A Gaussian quadrature formula provides an approximation to the integral

$$\int_{-1}^{1}\left(1-x^{2}\right) f(x) d x \approx \sum_{k=1}^{\nu} b_{k} f\left(c_{k}\right)$$

which is exact for all $f(x)$ that are polynomials of degree $\leqslant(2 \nu-1)$.

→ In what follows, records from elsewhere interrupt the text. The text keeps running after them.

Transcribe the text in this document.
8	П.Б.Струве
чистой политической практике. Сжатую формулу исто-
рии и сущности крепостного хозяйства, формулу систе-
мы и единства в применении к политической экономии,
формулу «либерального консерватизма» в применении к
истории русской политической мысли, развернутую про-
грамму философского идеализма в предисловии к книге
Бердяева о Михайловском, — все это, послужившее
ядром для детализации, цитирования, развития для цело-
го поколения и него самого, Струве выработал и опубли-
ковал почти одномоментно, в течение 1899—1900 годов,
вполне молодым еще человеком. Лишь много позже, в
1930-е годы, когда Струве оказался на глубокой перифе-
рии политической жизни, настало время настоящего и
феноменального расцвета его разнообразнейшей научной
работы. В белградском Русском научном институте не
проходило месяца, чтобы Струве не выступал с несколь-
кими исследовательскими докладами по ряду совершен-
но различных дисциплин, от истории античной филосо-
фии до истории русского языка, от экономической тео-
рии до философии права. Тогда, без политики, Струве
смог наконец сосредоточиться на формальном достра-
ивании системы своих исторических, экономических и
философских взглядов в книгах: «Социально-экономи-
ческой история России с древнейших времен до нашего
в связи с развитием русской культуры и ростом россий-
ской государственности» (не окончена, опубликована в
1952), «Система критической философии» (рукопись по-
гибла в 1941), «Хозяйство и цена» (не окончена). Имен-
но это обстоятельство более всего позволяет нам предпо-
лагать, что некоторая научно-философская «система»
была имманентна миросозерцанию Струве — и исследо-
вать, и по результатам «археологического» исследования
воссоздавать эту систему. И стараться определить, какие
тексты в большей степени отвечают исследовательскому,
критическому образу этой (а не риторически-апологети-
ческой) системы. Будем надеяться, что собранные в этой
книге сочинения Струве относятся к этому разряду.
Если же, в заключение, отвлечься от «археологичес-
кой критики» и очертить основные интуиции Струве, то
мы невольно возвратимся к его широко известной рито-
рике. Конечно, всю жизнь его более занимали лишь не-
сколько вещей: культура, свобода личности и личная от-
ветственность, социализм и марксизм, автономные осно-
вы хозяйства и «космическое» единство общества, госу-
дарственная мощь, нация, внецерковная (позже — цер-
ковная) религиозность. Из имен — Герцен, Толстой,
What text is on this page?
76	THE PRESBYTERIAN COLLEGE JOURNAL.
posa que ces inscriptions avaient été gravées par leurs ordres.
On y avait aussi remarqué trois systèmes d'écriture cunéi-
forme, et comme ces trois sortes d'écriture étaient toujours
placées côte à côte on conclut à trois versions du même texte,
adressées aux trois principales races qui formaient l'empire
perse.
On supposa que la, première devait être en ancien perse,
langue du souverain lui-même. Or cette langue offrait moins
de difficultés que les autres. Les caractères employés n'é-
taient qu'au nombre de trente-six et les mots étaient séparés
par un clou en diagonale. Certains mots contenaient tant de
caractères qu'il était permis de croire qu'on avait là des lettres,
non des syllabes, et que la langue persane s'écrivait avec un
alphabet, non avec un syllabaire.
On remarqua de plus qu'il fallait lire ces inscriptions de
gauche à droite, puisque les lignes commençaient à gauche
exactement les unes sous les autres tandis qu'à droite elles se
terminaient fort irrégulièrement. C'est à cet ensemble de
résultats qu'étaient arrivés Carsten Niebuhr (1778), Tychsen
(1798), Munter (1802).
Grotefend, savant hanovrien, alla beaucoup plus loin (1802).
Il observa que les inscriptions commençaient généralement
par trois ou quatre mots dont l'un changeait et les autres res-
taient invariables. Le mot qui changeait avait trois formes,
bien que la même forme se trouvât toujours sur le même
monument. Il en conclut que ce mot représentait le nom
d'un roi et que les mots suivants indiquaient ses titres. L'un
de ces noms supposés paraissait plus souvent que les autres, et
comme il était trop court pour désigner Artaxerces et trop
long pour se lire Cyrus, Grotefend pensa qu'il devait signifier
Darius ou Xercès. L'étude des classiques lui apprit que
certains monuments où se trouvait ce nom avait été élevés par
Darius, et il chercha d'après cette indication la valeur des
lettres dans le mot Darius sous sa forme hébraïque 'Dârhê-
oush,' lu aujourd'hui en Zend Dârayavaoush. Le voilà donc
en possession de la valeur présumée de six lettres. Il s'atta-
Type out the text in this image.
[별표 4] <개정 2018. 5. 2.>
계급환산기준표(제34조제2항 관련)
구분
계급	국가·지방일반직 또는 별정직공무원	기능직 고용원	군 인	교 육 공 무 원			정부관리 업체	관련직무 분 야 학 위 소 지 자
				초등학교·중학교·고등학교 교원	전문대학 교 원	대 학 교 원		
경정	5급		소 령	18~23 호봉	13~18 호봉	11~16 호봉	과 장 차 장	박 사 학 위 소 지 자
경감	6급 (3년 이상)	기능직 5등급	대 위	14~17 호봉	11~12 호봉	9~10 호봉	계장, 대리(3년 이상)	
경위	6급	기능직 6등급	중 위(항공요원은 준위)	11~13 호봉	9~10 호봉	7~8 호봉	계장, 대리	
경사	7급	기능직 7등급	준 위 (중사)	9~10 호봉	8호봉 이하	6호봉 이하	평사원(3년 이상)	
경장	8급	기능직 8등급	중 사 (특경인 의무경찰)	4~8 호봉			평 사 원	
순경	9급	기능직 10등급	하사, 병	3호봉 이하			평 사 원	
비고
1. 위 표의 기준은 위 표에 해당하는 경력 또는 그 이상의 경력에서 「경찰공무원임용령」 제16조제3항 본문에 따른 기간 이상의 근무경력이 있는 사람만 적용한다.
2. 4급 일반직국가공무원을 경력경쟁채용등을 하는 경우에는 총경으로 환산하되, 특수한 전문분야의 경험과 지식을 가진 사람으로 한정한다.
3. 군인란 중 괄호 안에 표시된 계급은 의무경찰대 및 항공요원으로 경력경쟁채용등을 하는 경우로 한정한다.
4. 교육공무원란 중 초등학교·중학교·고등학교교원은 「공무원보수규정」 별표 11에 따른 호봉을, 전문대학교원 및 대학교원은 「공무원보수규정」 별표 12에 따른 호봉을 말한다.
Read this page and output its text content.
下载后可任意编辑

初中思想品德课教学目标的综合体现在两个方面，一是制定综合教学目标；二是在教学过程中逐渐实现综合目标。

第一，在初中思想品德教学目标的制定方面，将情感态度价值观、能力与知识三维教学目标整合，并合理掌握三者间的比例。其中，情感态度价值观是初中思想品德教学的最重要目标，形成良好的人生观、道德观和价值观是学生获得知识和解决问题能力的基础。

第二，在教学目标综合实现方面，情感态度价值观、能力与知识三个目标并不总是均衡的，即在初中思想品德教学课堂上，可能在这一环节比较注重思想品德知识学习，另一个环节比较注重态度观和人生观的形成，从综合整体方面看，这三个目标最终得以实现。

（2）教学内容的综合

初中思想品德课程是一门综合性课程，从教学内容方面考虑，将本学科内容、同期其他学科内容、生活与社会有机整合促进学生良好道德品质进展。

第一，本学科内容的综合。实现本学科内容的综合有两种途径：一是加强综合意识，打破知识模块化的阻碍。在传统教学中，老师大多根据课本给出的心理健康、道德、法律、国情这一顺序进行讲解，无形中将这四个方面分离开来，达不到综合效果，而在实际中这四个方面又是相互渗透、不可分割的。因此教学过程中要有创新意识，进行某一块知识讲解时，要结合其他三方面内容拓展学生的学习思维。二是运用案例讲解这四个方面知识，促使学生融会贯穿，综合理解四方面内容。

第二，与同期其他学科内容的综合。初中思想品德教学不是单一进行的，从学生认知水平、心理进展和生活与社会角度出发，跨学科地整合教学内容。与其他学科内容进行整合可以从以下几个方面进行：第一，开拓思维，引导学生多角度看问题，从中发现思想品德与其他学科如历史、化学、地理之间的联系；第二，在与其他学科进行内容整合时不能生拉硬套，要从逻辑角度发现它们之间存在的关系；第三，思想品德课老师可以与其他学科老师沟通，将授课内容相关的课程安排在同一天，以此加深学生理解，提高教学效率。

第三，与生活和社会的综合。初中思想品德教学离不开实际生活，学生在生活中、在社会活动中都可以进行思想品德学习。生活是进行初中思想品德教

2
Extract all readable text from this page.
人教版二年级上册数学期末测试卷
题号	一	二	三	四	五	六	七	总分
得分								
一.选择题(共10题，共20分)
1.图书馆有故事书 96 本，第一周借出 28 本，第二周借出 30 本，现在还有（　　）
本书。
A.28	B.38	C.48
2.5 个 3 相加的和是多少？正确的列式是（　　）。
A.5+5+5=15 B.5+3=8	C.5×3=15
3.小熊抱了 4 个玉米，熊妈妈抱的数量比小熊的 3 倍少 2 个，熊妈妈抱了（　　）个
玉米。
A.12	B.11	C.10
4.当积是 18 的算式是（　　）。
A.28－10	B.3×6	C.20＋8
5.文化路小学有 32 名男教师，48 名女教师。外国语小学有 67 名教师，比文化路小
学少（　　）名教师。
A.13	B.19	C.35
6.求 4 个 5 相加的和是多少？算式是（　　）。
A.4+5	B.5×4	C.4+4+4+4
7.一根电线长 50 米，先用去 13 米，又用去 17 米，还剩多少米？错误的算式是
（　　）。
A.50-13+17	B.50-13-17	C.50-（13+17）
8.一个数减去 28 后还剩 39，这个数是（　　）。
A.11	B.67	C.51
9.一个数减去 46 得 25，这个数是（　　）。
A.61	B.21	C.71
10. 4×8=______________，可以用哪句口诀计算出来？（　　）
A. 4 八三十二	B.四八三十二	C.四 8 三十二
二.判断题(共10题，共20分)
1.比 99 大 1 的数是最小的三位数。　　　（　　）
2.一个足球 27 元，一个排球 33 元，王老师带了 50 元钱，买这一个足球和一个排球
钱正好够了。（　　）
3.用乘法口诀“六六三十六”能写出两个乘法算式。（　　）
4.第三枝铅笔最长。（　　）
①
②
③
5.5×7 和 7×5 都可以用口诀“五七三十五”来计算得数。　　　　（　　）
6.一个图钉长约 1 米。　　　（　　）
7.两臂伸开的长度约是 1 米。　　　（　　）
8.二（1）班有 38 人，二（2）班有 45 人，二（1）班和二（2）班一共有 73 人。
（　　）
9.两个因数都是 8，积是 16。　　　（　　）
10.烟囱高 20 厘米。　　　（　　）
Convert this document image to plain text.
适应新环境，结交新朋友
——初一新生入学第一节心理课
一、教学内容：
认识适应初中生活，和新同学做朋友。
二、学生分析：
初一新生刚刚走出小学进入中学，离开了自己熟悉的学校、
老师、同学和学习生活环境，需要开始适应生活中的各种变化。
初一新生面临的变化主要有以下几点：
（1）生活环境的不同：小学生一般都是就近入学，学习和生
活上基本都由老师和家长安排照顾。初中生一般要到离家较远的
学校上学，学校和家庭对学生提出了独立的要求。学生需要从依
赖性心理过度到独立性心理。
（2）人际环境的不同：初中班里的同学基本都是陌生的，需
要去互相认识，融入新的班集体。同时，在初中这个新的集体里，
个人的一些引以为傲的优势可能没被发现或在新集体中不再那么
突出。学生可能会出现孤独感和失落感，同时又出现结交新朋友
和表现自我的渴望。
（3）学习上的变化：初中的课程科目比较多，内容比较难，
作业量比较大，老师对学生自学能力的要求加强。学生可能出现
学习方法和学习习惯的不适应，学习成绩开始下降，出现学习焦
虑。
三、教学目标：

Write down explicit expressions for the $b_{k}$ in terms of integrals, and explain why it is necessary that the $c_{k}$ are the zeroes of a (monic) polynomial $p_{\nu}$ of degree $\nu$ that satisfies $\int_{-1}^{1}\left(1-x^{2}\right) p_{\nu}(x) q(x) d x=0$ for any polynomial $q(x)$ of degree less than $\nu .$

The first such polynomials are $p_{0}=1, p_{1}=x, p_{2}=x^{2}-1 / 5, p_{3}=x^{3}-3 x / 7$. Show that the Gaussian quadrature formulae for $\nu=2,3$ are

$$\begin{array}{ll} \nu=2: & \frac{2}{3}\left[f\left(-\frac{1}{\sqrt{5}}\right)+f\left(\frac{1}{\sqrt{5}}\right)\right] \\ \nu=3: & \frac{14}{45}\left[f\left(-\sqrt{\frac{3}{7}}\right)+f\left(\sqrt{\frac{3}{7}}\right)\right]+\frac{32}{45} f(0) \end{array}$$

Verify the result for $\nu=3$ by considering $f(x)=1, x^{2}, x^{4}$.